The FMEDA shows different failure-rate values in terms of safe failure rate (λ_S), no effect failure rate (λ_NE), dangerous-detected failure rate (λ_DD), and dangerous-undetected failure rate (λ_DU) — all of which are important in the calculation of the safe failure fraction (SFF).¹

To calculate SFF:³

With the existing diagnostic functions only giving a 60% diagnostic coverage for R100 failing short and 0% for IC18’s dangerous failure, the SFF is calculated as 76.94%. If this power-supply circuit is only designed for single-channel systems, it can only achieve SIL 1.³ 

This design can be further improved to achieve a higher SIL if a diagnostic function is added to cover IC18’s dangerous failure. With a diagnostic function covering IC18’s dangerous failure having 99% diagnostic coverage, its corresponding λ_DU will become 0.075 FIT from 7.5 FIT, while λ_DD will become 7.431 FIT from 0.006 FIT, giving a new total λ_DU of 0.079 FIT, thus an SFF of 99.76%.

To calculate probability of failure per hour (PFH):⁴

Meanwhile, the power-supply circuit’s total λ_DU attributes to the probability of dangerous failure requirements of the IEC 615083 standard. Lowering the safety-related system’s total λ_DU, including the power-supply circuit and its diagnostics, will correspond to a lower average frequency of dangerous PFH, thus equating to better SIL compliance.⁴

Notably, three columns affect the failure rate outcomes of the FMEDA as shown in the table. Such columns pertain to failure rate per component, FMD, and diagnostic coverage. Component failure rates usually come from component manufacturers; reliability prediction methods are also available to calculate these rates.

FMD, on the other hand, is the proportion of the total component failure rate that can be assigned to each of its failure modes. Such distribution usually comes from the component manufacturer as well.

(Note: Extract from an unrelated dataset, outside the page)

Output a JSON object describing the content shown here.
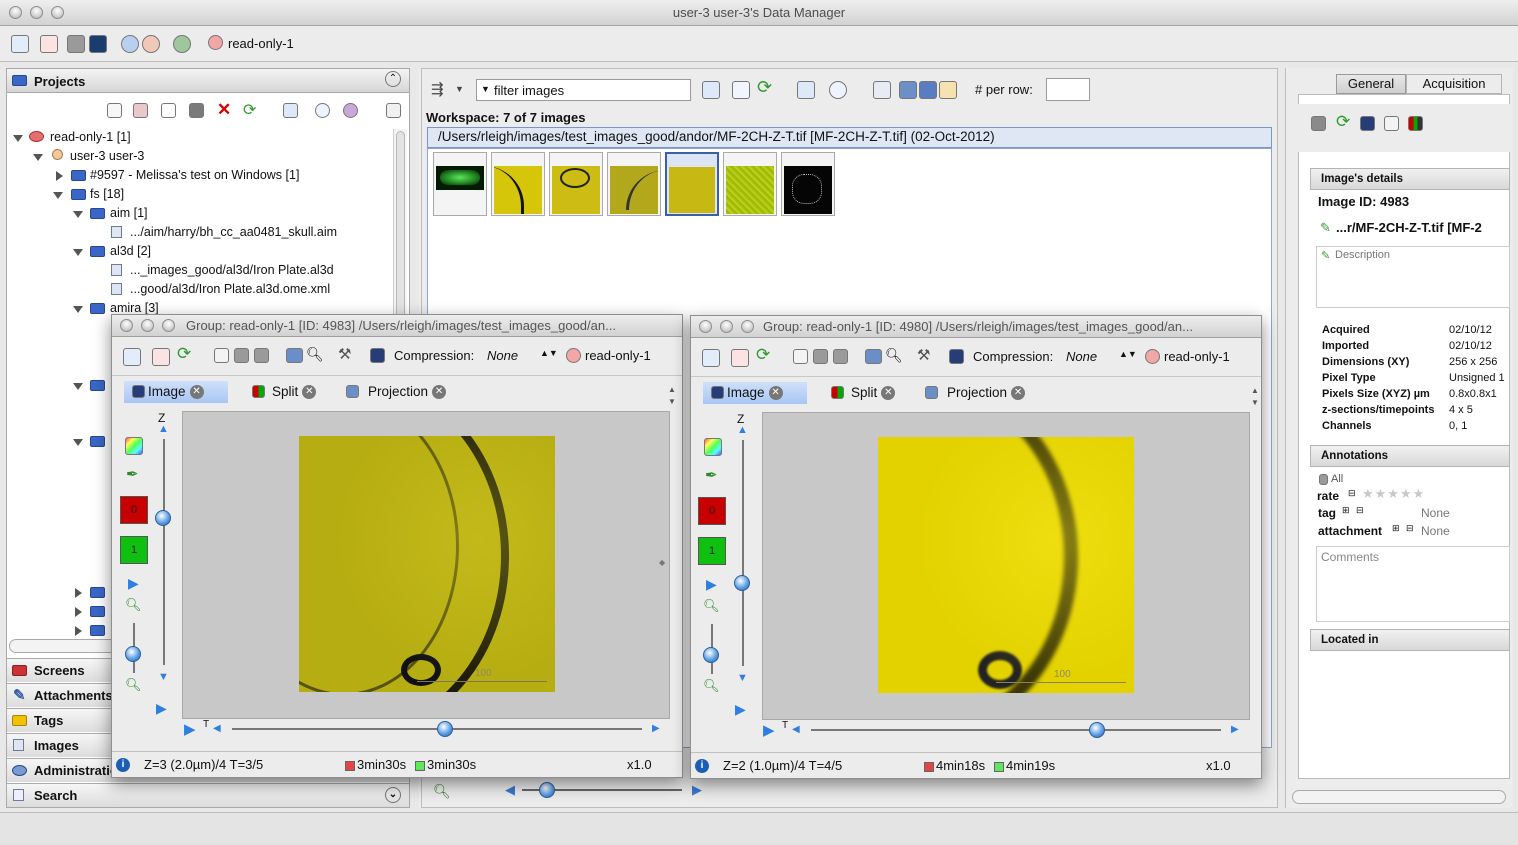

Lastly, diagnostic coverage refers to the ability of the diagnostic function used to detect failures. This is the only factor that system integrators can optimize in their design by adding diagnostic functions or using better diagnostics.

Speeding Up a System’s FMEDA

Part 1 of this series showed how the LTC2933’s safety application note provides the base failure rates based on different reliability prediction methods. With such an IC’s failure rates and the readily available FMD information in the same document as shown in Figure 2, completing the system FMEDA with the IC’s information will be faster. Such a safety application note also shows the assumed system function as well as the application circuit considered wherein the IC is used.

With ADI’s safety application notes, safety analysis can be more accurate. The information comes straight from a component manufacturer as opposed to just allocating the entire failure rate to lambda dangerous or assuming a certain FMD from a specific assumption.

References

1. “IEC 60812:2018. Failure Modes and Effects Analysis (FMEA and FMECA).” International Electrotechnical Commission, 2018.

2. Paddy Healy. “What Is a FMEDA?” Exida, April 2023.

3. “IEC 61508 All Parts, Functional Safety of Electrical/Electronic/Programmable Electronic Safety-Related Systems.” International Electrotechnical Commission, 2010.

4. Loren Stewart. “Back to Basics 17 - PFH.” Exida, November 2019.